The majority of the visible, serious players are actually using these currencies to solve real problems. The important thing for anyone trying to get involved in cryptocurrencies is to know how to identify what might turn out to be a bitcoin scam and deal with it cautiously.
If you do not want to be a victim of a bitcoin scam, we have listed five things that should give you some reason to pause before engaging in business with a cryptocurrency outfit.
How to spot a potential bitcoin scam (or any other cryptocurrency scam)
- Huge and guaranteed returns
If any sort of investment offers unusually high rates of return it should be approached with a lot of caution. In the case of BTC Global, investors were guaranteed a 14% return per week, a figure which far exceeds what investment funds guarantee. If you are not sure whether what’s being offered is an abnormally high rate, it is worth asking a financial service professional or at the very least check on Google what the average return on certain investments comes down to. If all of that seems out of reach, just ask someone from your very own bank. They will have someone who can help you understand this.
- Limited information on the company or business
Where is this company from? Where are its offices? Who runs it? Who have they dealt with in the past? Have they been covered by the mainstream media? Anyone or any company handling people’s money has an obligation to share a fair amount of information about themselves. This includes the team handling our money (or at least the lead investor) and their track record. Unlike making sausages, investing people’s funds, in whichever currency, calls for transparency, accountability and traceability. If these conditions are not being met, then caution is advised.
- A suspiciously poor website
Investment houses are supposed to be well-resourced outfits that provide services which give investors confidence. This means operating a site that displays a certain level of professionalism. Sites like the one used for BTC Global that have very basic content that could pass for amateur work and not a lot of information on the operation should be investigated thoroughly before any money is sent to any of their wallets.

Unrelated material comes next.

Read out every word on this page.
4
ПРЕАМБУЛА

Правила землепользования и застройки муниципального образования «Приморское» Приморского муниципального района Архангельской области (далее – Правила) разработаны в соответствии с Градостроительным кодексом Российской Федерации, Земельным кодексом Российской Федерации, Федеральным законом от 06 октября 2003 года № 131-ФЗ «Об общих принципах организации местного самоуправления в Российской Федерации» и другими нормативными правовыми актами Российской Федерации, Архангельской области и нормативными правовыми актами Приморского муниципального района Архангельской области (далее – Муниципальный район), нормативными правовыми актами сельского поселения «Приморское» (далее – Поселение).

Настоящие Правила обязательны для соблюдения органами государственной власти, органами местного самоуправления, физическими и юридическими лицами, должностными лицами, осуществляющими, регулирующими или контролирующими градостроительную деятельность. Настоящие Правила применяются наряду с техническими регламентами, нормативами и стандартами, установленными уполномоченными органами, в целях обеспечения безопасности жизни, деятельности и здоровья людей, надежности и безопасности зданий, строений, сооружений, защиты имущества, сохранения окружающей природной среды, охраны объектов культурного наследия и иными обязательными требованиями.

- Limited investment in product and service awareness, branding
This ties in with the website design. Any investment fund or firm has to have some content that communicates who they are and how serious they are taking their responsibility as a money/cryptocurrency business. There should be some decent investment in this area, especially if the outfit can guarantee pots of money in interest every week.
- A digital footprint that questions the company’s legitimacy
This is the digital age. The most obvious way to get information on anyone who will handle your cryptocurrency or money is to Google the name of the business, the names of their investment manager and their team. Look at news articles, references and even ratings. After a number of search results, you should have a fair appreciation of how legitimate a business or an “investment guru” is. If the results turn up a number of mentions of the company as a bitcoin scam or Ponzi scheme then it might be worth it to put brakes on that investment.
These five are the most common things to watch for, but there are bound to be other signs that those who have come across such scams might have picked up. Always do some research on who you buy your cryptocurrency from or who you send it to.